Enter: the Critical Non-Essentials. Or as Aussie dentist and professional rule-breaker Paddi Lund coined them, CNEs.
These are the little (and sometimes not-so-little) things that turn customers into fans, and fans into unpaid salespeople. They’re not about improving your product. They’re about improving the feeling your customers have when they deal with you.
It’s the “non-essential” things that people remember and appreciate. The handwritten note. The unexpected gift. The call just to say congratulations when they land a big deal. You know, all the stuff most businesses can’t be arsed to do because it’s not an essential part of a process.
And yet, it works.
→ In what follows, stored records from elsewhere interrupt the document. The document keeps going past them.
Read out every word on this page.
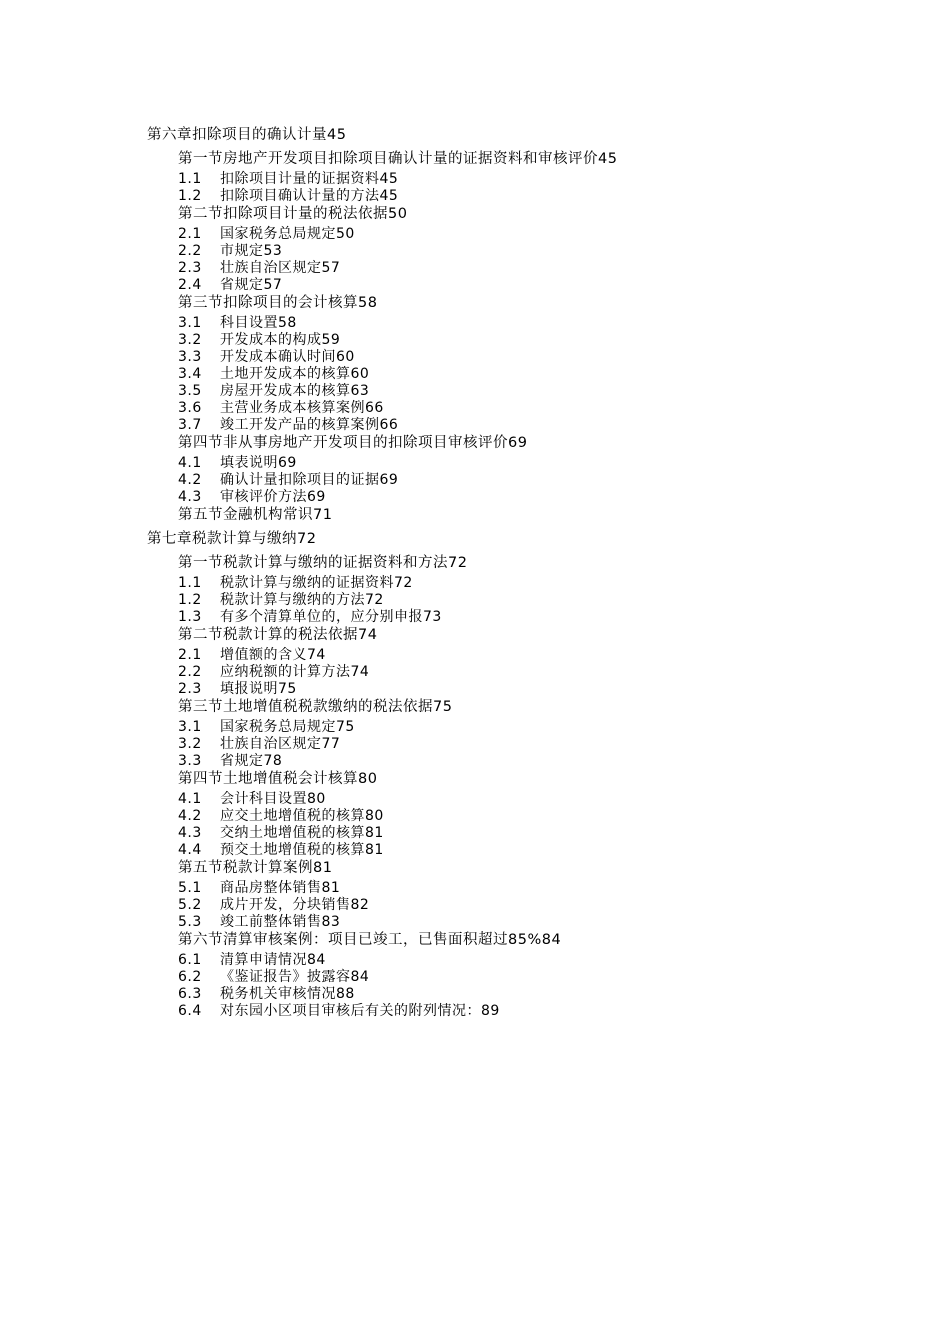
第六章扣除项目的确认计量45
第一节房地产开发项目扣除项目确认计量的证据资料和审核评价45
1.1 扣除项目计量的证据资料45
1.2 扣除项目确认计量的方法45
第二节扣除项目计量的税法依据50
2.1 国家税务总局规定50
2.2 市规定53
2.3 壮族自治区规定57
2.4 省规定57
第三节扣除项目的会计核算58
3.1 科目设置58
3.2 开发成本的构成59
3.3 开发成本确认时间60
3.4 土地开发成本的核算60
3.5 房屋开发成本的核算63
3.6 主营业务成本核算案例66
3.7 竣工开发产品的核算案例66
第四节非从事房地产开发项目的扣除项目审核评价69
4.1 填表说明69
4.2 确认计量扣除项目的证据69
4.3 审核评价方法69
第五节金融机构常识71
第七章税款计算与缴纳72
第一节税款计算与缴纳的证据资料和方法72
1.1 税款计算与缴纳的证据资料72
1.2 税款计算与缴纳的方法72
1.3 有多个清算单位的，应分别申报73
第二节税款计算的税法依据74
2.1 增值额的含义74
2.2 应纳税额的计算方法74
2.3 填报说明75
第三节土地增值税税款缴纳的税法依据75
3.1 国家税务总局规定75
3.2 壮族自治区规定77
3.3 省规定78
第四节土地增值税会计核算80
4.1 会计科目设置80
4.2 应交土地增值税的核算80
4.3 交纳土地增值税的核算81
4.4 预交土地增值税的核算81
第五节税款计算案例81
5.1 商品房整体销售81
5.2 成片开发，分块销售82
5.3 竣工前整体销售83
第六节清算审核案例：项目已竣工，已售面积超过85%84
6.1 清算申请情况84
6.2 《鉴证报告》披露容84
6.3 税务机关审核情况88
6.4 对东园小区项目审核后有关的附列情况：89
Every time. Why? Because relationships aren’t built on slick service and standard emails. They’re built on feeling that you care.
What counts as a CNE?
It could be anything, really, but make sure it’s something personal to them:
- A bottle of their favourite wine when they hit a milestone.
- A book that relates to a conversation you had.
- A toy for their dog because you remembered they had one.
- A personalised email that doesn’t sell them something.
- A handwritten note, or card.
- A framed picture.
- A personalised gift, such as a mug, a T-shirt, a jacket.
If you’re thinking “that sounds like a waste of time,” you’re missing the point. CNEs are deposits in the Emotional Bank Account (cheers Stephen Covey). Keep making enough deposits, and when something goes wrong – which it eventually will – you’ve got credit. Try to withdraw without ever depositing, and you’ll get ghosted quicker than a cold LinkedIn pitch.
But we’re B2B, Rob…
Businesses don’t buy from businesses. People buy from people. And people remember how you made them feel. You can automate your emails all you like – it won’t make anyone feel special. Using AI poorly can be even worse! And in a world of increasingly impersonal automated messages, the personal touch stands out even more.
Systems, not random acts
The magic of Paddi Lund wasn’t just his ideas – it was the systems he built to deliver them. He made being thoughtful a process, not a random brainwave after too much coffee. If you’re serious about this, don’t rely on memory. Track birthdays, pets, football teams, weird hobbies. Get it into your CRM and treat it like gold.
Better still, get your team involved. CNEs aren’t your job – they’re everyone’s job. Recognition and surprise work just as well internally. Your team should be your first raving fans.
Isn’t this manipulative?
It could be, so don’t use it that way. This isn’t about tricking people, it’s about showing that you care and making it easier and consistent by building systems around it and making it part of your culture.
Final word
Definitely make your business efficient. And also show you care and stand out from the crowd by showing you care.